The “tiny home’ phenomenon continues to get touted as a solution to Australia’s chronic housing affordability problems – not only for our youth, but also as a way to house the homeless:
A tiny home village has been opened in Melbourne’s west for those who have experienced homelessness and need a permanent residence.
The Harris Transportable Housing Project is one of several tiny home villages around the country. These villages aim to provide immediate housing to those who are experiencing homelessness.
This project first began two years ago with the aim of creating tiny houses that would sit on unused government land for tenants to live in on a long-term basis…
The project will establish nine tiny home villages with a total of 57 homes on empty Vic Roads land…
The units currently sit on Vic Roads land that won’t be needed for a decade, but the authority will give tenants 12 months’ notice should the land be required.
While it’s great to see the homeless being housed, there is nothing revolutionary about this project. Australia has had “tiny home villages” for decades, only they were previously called the less sexy name of “caravan parks”.

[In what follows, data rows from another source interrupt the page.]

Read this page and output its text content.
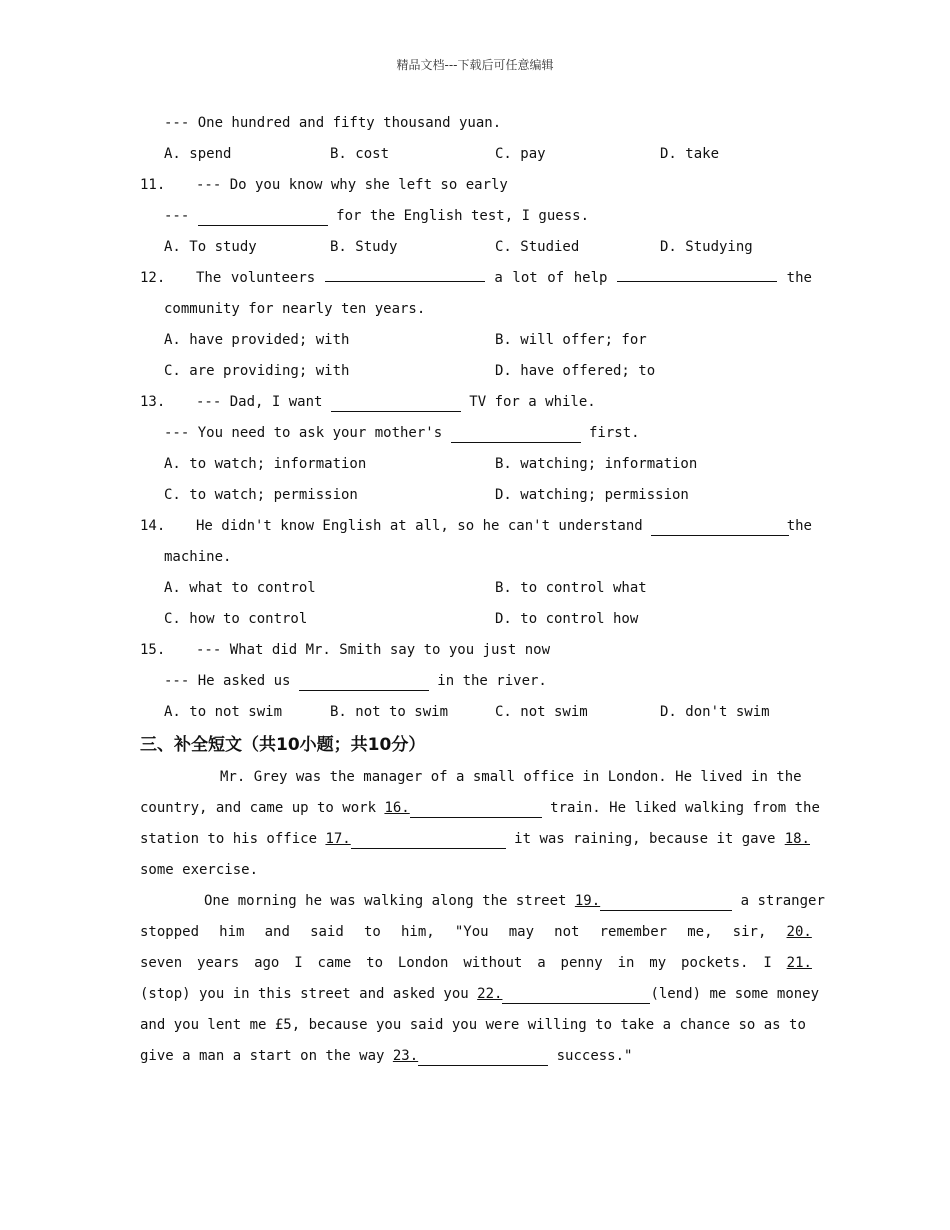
精品文档---下载后可任意编辑
--- One hundred and fifty thousand yuan.

A. spend

	B. cost

	C. pay

	D. take

11. --- Do you know why she left so early
---	for the English test, I guess.

A. To study

	B. Study

	C. Studied

	D. Studying

12.	The volunteers	a lot of help	the
community for nearly ten years.

A. have provided; with

	B. will offer; for

C. are providing; with

	D. have offered; to

13. --- Dad, I want	TV for a while.
--- You need to ask your mother's	first.

A. to watch; information

	B. watching; information

C. to watch; permission

	D. watching; permission

14. He didn't know English at all, so he can't understand	the
machine.

A. what to control

	B. to control what

C. how to control

	D. to control how

15. --- What did Mr. Smith say to you just now
--- He asked us	in the river.

A. to not swim

	B. not to swim

	C. not swim

	D. don't swim

三、补全短文（共10小题；共10分）
Mr. Grey was the manager of a small office in London. He lived in the
country, and came up to work 16.	train. He liked walking from the
station to his office 17.	it was raining, because it gave 18.
some exercise.
One morning he was walking along the street 19.	a stranger
stopped him and said to him, "You may not remember me, sir, 20.
seven years ago I came to London without a penny in my pockets. I 21.
(stop) you in this street and asked you 22.	(lend) me some money
and you lent me £5, because you said you were willing to take a chance so as to
give a man a start on the way 23.	success."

That’s right, throughout Australia you will find caravan parks providing long-term leases to the poorest and most marginalised in society. Just like this “tiny home village”, there is no actual home ownership, since there is no land and no title. Rather, they are a means to provide emergency accommodation to those that cannot afford anything better.
The problem is, such caravan parks are being shut down, casting low income residents onto the streets:
In 2016, development company Longriver bought the land for $35.6 million, forcing the eviction of 153 permanent residents from the park.
The firm plans to build 294 medium-density townhouses.
Wantirna’s residents were devastated…
Unlike in New South Wales and Queensland, those living in residential parks in Victoria are not entitled to compensation when the land is sold from underneath them…
The long-term solution to Australia’s housing woes does not involve cramming people into
caravans “tiny homes”, but rather addressing the underlying drivers:
- Lowering immigration;
- Reforming property tax rorts;
- Freeing-up fringe land supply; and
- Increasing investment into public housing.
Address these distortions instead of locking more Australians into battery-style living.